3. McGowan v. Maryland (1961): Many states used to have laws regulating what stores could sell on Sunday. In 1961, two challenges to these “blue laws” reached the Supreme Court, one from Pennsylvania and one from Maryland.

Blue laws had never made much sense. Some commerce on Sunday is inevitable. Medicine and other health-related items could be sold, for example, as could Sunday newspapers, gas for cars and so on.

In Maryland, the law limited Sunday sales to food, medicine, gasoline and newspapers. Opponents argued that limiting sales on Sunday, the Christian Sabbath, violated church-state separation. They noted that blue laws were a throwback to the Puritan era.

Remarkably, the Supreme Court in McGowan disagreed. In an 8-1 ruling, the high court lamely asserted that blue laws, though they indeed originally had a religious purpose, had become secularized over the years. Their only purpose now, the court declared, was to provide a “day of rest” for weary retail workers. (Of course, many retail workers weren’t getting the day off. Lots of stores were open; they were just restricted in what they could sell.)

But even the court’s poor logic couldn’t save blue laws. The public wanted to shop on Sunday, and stores owners, eager for the extra profits, lobbied for change. Most states were only too happy to comply because they didn’t want to lose tax revenues to neighboring states that allowed Sunday shopping.

Blue laws began to fall. An echo of them still exists in some states where the sale of liquor is curtailed on Sunday or certain stores, such as auto dealerships, are closed.

4. Marsh v. Chambers (1983): If you’ve ever wondered why the House of Representatives, Senate and many state legislative bodies open their deliberations with prayers you need look no further than a 1983 Supreme Court decision called Marsh v. Chambers.

In Marsh, a legislator in Nebraska’s unicameral legislature sued over the practice of paying a chaplain to recite daily prayers. On the surface, it looked like an easy case, since government was not only endorsing prayer but paying for it.

The Supreme Court, however, ruled 6-3 that Nebraska’s practice was constitutional. The justices, it seems, were wary of making the ruling that the First Amendment demands: that taxpayer-paid religious ministers do not square with separation of church and state.

The high court dodged precedent and instead asserted that government chaplains have a long history in the United States and are thus traditional. The majority pointed out that the first Continental Congress had appointed state-funded chaplains, and thus no constitutional violation was found.

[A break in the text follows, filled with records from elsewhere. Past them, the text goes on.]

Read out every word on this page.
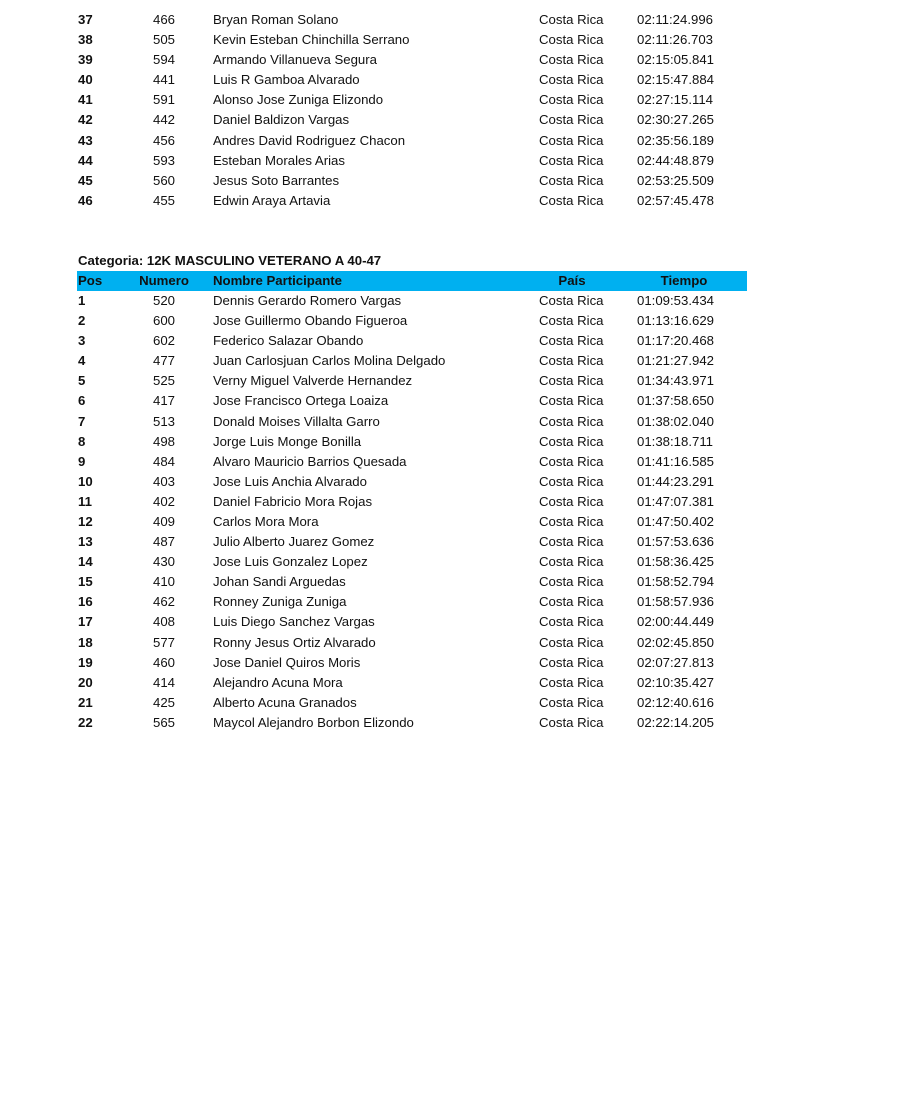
37	466	Bryan Roman Solano	Costa Rica	02:11:24.996
38	505	Kevin Esteban Chinchilla Serrano	Costa Rica	02:11:26.703
39	594	Armando Villanueva Segura	Costa Rica	02:15:05.841
40	441	Luis R Gamboa Alvarado	Costa Rica	02:15:47.884
41	591	Alonso Jose Zuniga Elizondo	Costa Rica	02:27:15.114
42	442	Daniel Baldizon Vargas	Costa Rica	02:30:27.265
43	456	Andres David Rodriguez Chacon	Costa Rica	02:35:56.189
44	593	Esteban Morales Arias	Costa Rica	02:44:48.879
45	560	Jesus Soto Barrantes	Costa Rica	02:53:25.509
46	455	Edwin Araya Artavia	Costa Rica	02:57:45.478
Categoria: 12K MASCULINO VETERANO A 40-47
Pos	Numero	Nombre Participante	País	Tiempo
1	520	Dennis Gerardo Romero Vargas	Costa Rica	01:09:53.434
2	600	Jose Guillermo Obando Figueroa	Costa Rica	01:13:16.629
3	602	Federico Salazar Obando	Costa Rica	01:17:20.468
4	477	Juan Carlosjuan Carlos Molina Delgado	Costa Rica	01:21:27.942
5	525	Verny Miguel Valverde Hernandez	Costa Rica	01:34:43.971
6	417	Jose Francisco Ortega Loaiza	Costa Rica	01:37:58.650
7	513	Donald Moises Villalta Garro	Costa Rica	01:38:02.040
8	498	Jorge Luis Monge Bonilla	Costa Rica	01:38:18.711
9	484	Alvaro Mauricio Barrios Quesada	Costa Rica	01:41:16.585
10	403	Jose Luis Anchia Alvarado	Costa Rica	01:44:23.291
11	402	Daniel Fabricio Mora Rojas	Costa Rica	01:47:07.381
12	409	Carlos Mora Mora	Costa Rica	01:47:50.402
13	487	Julio Alberto Juarez Gomez	Costa Rica	01:57:53.636
14	430	Jose Luis Gonzalez Lopez	Costa Rica	01:58:36.425
15	410	Johan Sandi Arguedas	Costa Rica	01:58:52.794
16	462	Ronney Zuniga Zuniga	Costa Rica	01:58:57.936
17	408	Luis Diego Sanchez Vargas	Costa Rica	02:00:44.449
18	577	Ronny Jesus Ortiz Alvarado	Costa Rica	02:02:45.850
19	460	Jose Daniel Quiros Moris	Costa Rica	02:07:27.813
20	414	Alejandro Acuna Mora	Costa Rica	02:10:35.427
21	425	Alberto Acuna Granados	Costa Rica	02:12:40.616
22	565	Maycol Alejandro Borbon Elizondo	Costa Rica	02:22:14.205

The justices did not consider that perhaps the first Congress had got it wrong. After all, an early Congress passed a “Sedition Act” that punished newspaper editors for speaking ill of government officials – an obviously unconstitutional bill.

Justice William Brennan was not taken in. In his dissent, Brennan pointed out that founding father James Madison opposed state-funded legislative chaplains, concluded that the practice had been unconstitutional all along and was not saved by its long history. He argued that the first Congress had acted more out of political concerns than respect for the Constitution some of them had helped draft.